Wenn der Beschwerdeführer in diesem Zusammenhang geltend macht, der Bote habe sich deshalb nicht veranlaßt gesehen, weitere Schritte zu unternehmen, weil die Kanzleiangestellte das Schriftstück nicht mit einem Hinweis auf das Fristende am gleichen Tag versehen habe, so ist ihm zu entgegnen, daß dem Antragsvorbringen auch nicht zu entnehmen ist, daß die Kanzleiangestellte angewiesen gewesen wäre, einen derartigen Hinweis zu setzen und der Bote gehalten gewesen wäre, im Falle des Vorliegens eines solchen Hinweises geeignete Maßnahmen - wie etwa Postaufgabe - in Angriff zu nehmen.
Da aber eine entsprechende Anweisung des Kanzleiboten in diesem Sinne nach dem Antragsvorbringen nicht bestand, ist dem Verfahrenshelfer ein Organisationsverschulden anzulasten, welches den minderen Grad des Versehens im Sinne des § 46 Abs. 1 VwGG übersteigt.

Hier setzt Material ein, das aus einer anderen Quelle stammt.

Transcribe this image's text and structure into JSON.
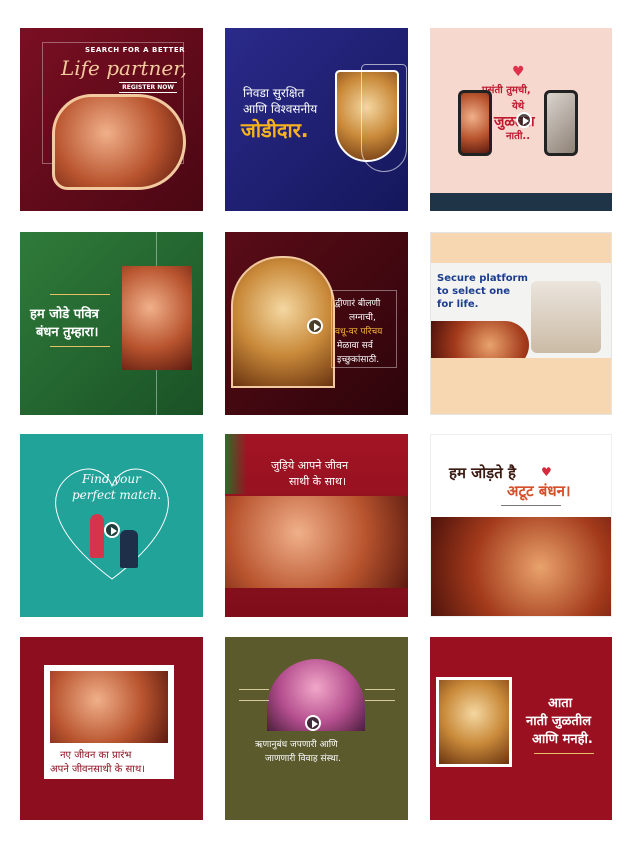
{
  "tiles": [
    {
      "top_text": "SEARCH FOR A BETTER",
      "script_text": "Life partner,",
      "button": "REGISTER NOW"
    },
    {
      "line1": "निवडा सुरक्षित",
      "line2": "आणि विश्वसनीय",
      "big": "जोडीदार."
    },
    {
      "line1": "पसंती तुमची,",
      "line2": "येथे",
      "line3": "जुळतात",
      "line4": "नाती.."
    },
    {
      "line1": "हम जोडे पवित्र",
      "line2": "बंधन तुम्हारा।"
    },
    {
      "line1": "द्वीणारं बीलणी",
      "line2": "लग्नाची,",
      "line3": "वधू-वर परिचय",
      "line4": "मेळावा सर्व",
      "line5": "इच्छुकांसाठी."
    },
    {
      "line1": "Secure platform",
      "line2": "to select one",
      "line3": "for life."
    },
    {
      "line1": "Find your",
      "line2": "perfect match."
    },
    {
      "line1": "जुड़िये आपने जीवन",
      "line2": "साथी के साथ।"
    },
    {
      "line1": "हम जोड़ते है",
      "line2": "अटूट बंधन।"
    },
    {
      "line1": "नए जीवन का प्रारंभ",
      "line2": "अपने जीवनसाथी के साथ।"
    },
    {
      "line1": "ऋणानुबंध जपणारी आणि",
      "line2": "जाणणारी विवाह संस्था."
    },
    {
      "line1": "आता",
      "line2": "नाती जुळतील",
      "line3": "आणि मनही."
    }
  ]
}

Deshalb erweist sich der Wiedereinsetzungsantrag als unberechtigt.
Da eine Wiedereinsetzung in den vorigen Stand somit nicht stattfindet, war die Beschwerde wegen Versäumung der Einbringungsfrist gemäß §34 Abs.1 VwGG ohne weiteres Verfahren in nichtöffentlicher Sitzung mit Beschluß zurückzuweisen.